Veterans Affairs Hospital Productivity Change and the Policy Implications: A Research Note
Dongjin Oh, Ahreum Han & Keon-Hyung Lee
Armed Forces & Society, forthcoming

Abstract:
As a reaction to the Veterans Affairs (VA) hospital scandal in 2014, the Veterans Choice Act of 2014 was enacted to enhance veterans’ access to health care. This study evaluated the productivity change of a panel of 102 VA hospitals from 2011 through 2019 to examine how the Act influenced the overall VA hospital productivity. The results revealed that the overall productivity of VA hospitals declined over the period and VA hospitals were not operating at an optimal scale to produce maximum outputs due to a decrease in the number of veteran patients after the Act was implemented. In addition, the technical change value less than 1 implies that VA hospitals produced fewer outputs with the given input resources over the period due to lagged adoption of innovative health care technology.

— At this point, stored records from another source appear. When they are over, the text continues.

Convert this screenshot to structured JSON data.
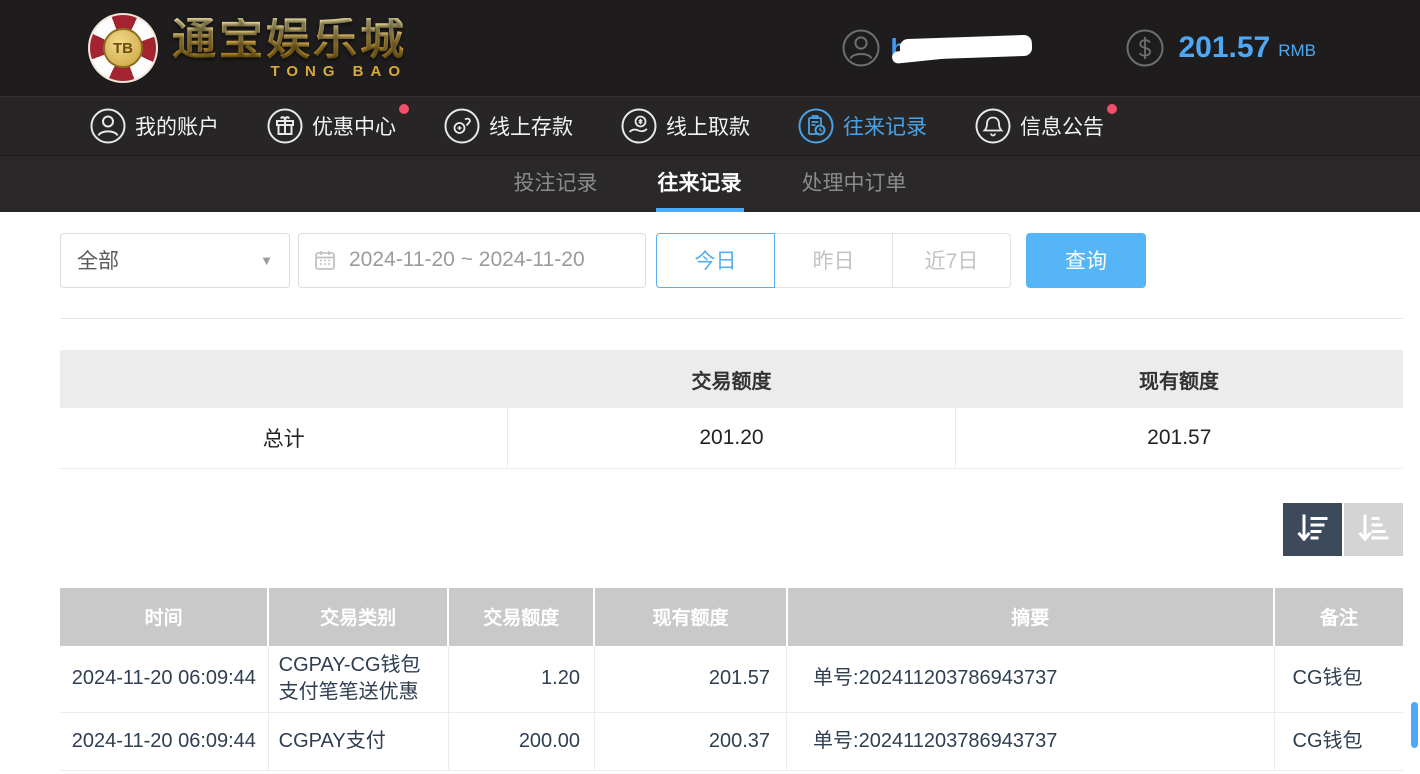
{
  "header": {
    "logo": {
      "chip_text": "TB",
      "title": "通宝娱乐城",
      "subtitle": "TONG BAO"
    },
    "balance": {
      "amount": "201.57",
      "currency": "RMB"
    }
  },
  "nav": {
    "items": [
      {
        "label": "我的账户",
        "icon": "user-circle-icon",
        "active": false,
        "badge": false
      },
      {
        "label": "优惠中心",
        "icon": "gift-icon",
        "active": false,
        "badge": true
      },
      {
        "label": "线上存款",
        "icon": "deposit-hand-coin-icon",
        "active": false,
        "badge": false
      },
      {
        "label": "线上取款",
        "icon": "withdraw-hand-coin-icon",
        "active": false,
        "badge": false
      },
      {
        "label": "往来记录",
        "icon": "records-clipboard-icon",
        "active": true,
        "badge": false
      },
      {
        "label": "信息公告",
        "icon": "bell-icon",
        "active": false,
        "badge": true
      }
    ]
  },
  "tabs": {
    "items": [
      {
        "label": "投注记录",
        "active": false
      },
      {
        "label": "往来记录",
        "active": true
      },
      {
        "label": "处理中订单",
        "active": false
      }
    ]
  },
  "filters": {
    "type_select": {
      "value": "全部"
    },
    "date_range": {
      "value": "2024-11-20 ~ 2024-11-20"
    },
    "quick_ranges": {
      "today": "今日",
      "yesterday": "昨日",
      "last7": "近7日"
    },
    "query_label": "查询"
  },
  "summary": {
    "columns": {
      "c1": "",
      "c2": "交易额度",
      "c3": "现有额度"
    },
    "total_row": {
      "label": "总计",
      "transaction_amount": "201.20",
      "current_balance": "201.57"
    }
  },
  "table": {
    "columns": {
      "time": "时间",
      "type": "交易类别",
      "amount": "交易额度",
      "balance": "现有额度",
      "summary": "摘要",
      "remark": "备注"
    },
    "rows": [
      {
        "time": "2024-11-20 06:09:44",
        "type": "CGPAY-CG钱包支付笔笔送优惠",
        "amount": "1.20",
        "balance": "201.57",
        "summary": "单号:202411203786943737",
        "remark": "CG钱包"
      },
      {
        "time": "2024-11-20 06:09:44",
        "type": "CGPAY支付",
        "amount": "200.00",
        "balance": "200.37",
        "summary": "单号:202411203786943737",
        "remark": "CG钱包"
      }
    ]
  },
  "colors": {
    "accent_blue": "#4da9f5",
    "query_button": "#55b5f7",
    "badge_red": "#f0506a",
    "table_header_gray": "#c9c9c9",
    "sort_active": "#3d4a5c",
    "topbar_dark": "#1e1c1c",
    "table_text": "#2f3e51",
    "logo_gold": "#e3b84d"
  }
}
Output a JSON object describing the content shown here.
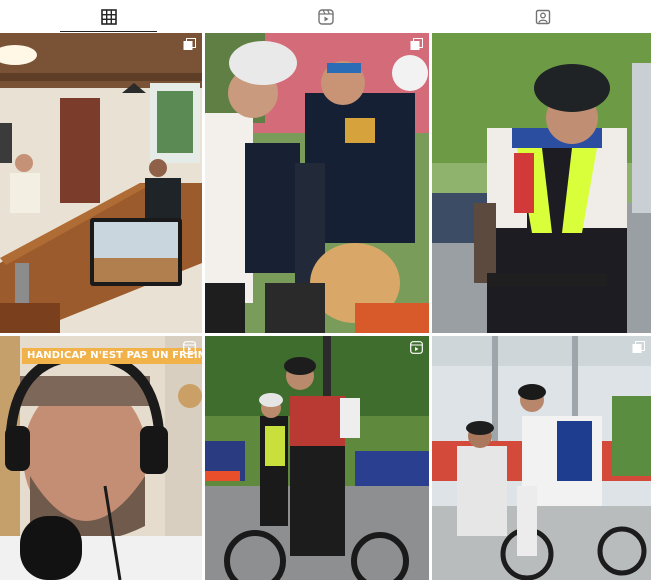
{
  "tabs": [
    {
      "icon": "grid-icon",
      "active": true
    },
    {
      "icon": "reels-icon",
      "active": false
    },
    {
      "icon": "tagged-icon",
      "active": false
    }
  ],
  "posts": [
    {
      "type": "carousel",
      "badge": "carousel-icon"
    },
    {
      "type": "carousel",
      "badge": "carousel-icon"
    },
    {
      "type": "image"
    },
    {
      "type": "reel",
      "badge": "reel-icon",
      "caption": "HANDICAP N'EST PAS UN FREIN"
    },
    {
      "type": "reel",
      "badge": "reel-icon"
    },
    {
      "type": "carousel",
      "badge": "carousel-icon"
    }
  ],
  "colors": {
    "tab_icon": "#262626",
    "caption_bg": "#f2b24a",
    "divider": "#ffffff"
  }
}
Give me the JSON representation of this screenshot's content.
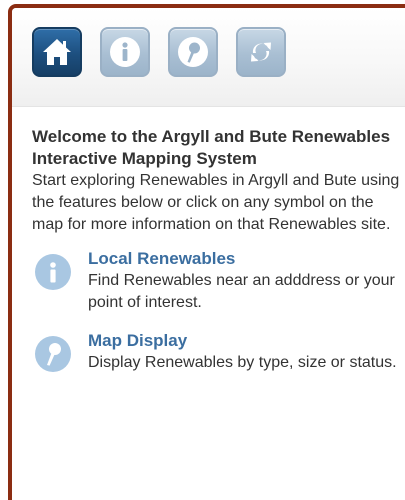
{
  "toolbar": {
    "buttons": [
      {
        "name": "home",
        "icon": "home-icon",
        "active": true
      },
      {
        "name": "info",
        "icon": "info-icon",
        "active": false
      },
      {
        "name": "map-display",
        "icon": "map-pin-icon",
        "active": false
      },
      {
        "name": "refresh",
        "icon": "refresh-icon",
        "active": false
      }
    ]
  },
  "welcome": {
    "title": "Welcome to the Argyll and Bute Renewables Interactive Mapping System",
    "text": "Start exploring Renewables in Argyll and Bute using the features below or click on any symbol on the map for more information on that Renewables site."
  },
  "features": [
    {
      "icon": "info-icon",
      "title": "Local Renewables",
      "description": "Find Renewables near an adddress or your point of interest."
    },
    {
      "icon": "map-pin-icon",
      "title": "Map Display",
      "description": "Display Renewables by type, size or status."
    }
  ],
  "colors": {
    "frame_border": "#8b2d12",
    "active_button": "#1d4f7f",
    "inactive_button": "#a9bfd3",
    "feature_title": "#3b6ea0",
    "feature_icon": "#a9c7e2",
    "body_text": "#333333"
  }
}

Are firms with ‘deep pockets’ more responsive to tort liability? Evidence from nursing homes
James Brickley, Susan Lu & Gerard Wedig
Health Economics, August 2022, Pages 1590-1617

Abstract:
We provide time series evidence of tort reform's impact on inputs and quality in the nursing home industry. Between 2000 and 2010, 11 state reforms capped noneconomic damages for health care services. Small chain and unaffiliated nursing homes enjoyed “judgment proof standing” and were less apt to be sued, prior to reform. We find that the managers of such homes were relatively unresponsive to the implementation of state caps on noneconomic damages. Large “deep-pocketed” chain-affiliated homes lacked judgment proof standing and implemented greater reductions in their nursing inputs in the aftermath of tort relief. However, we find little evidence of service quality erosion across four measured dimensions of care outcomes. Our findings are consistent with a “defensive care” model in which large chain homes employ unproductive inputs in an effort to meet a negligence standard of care.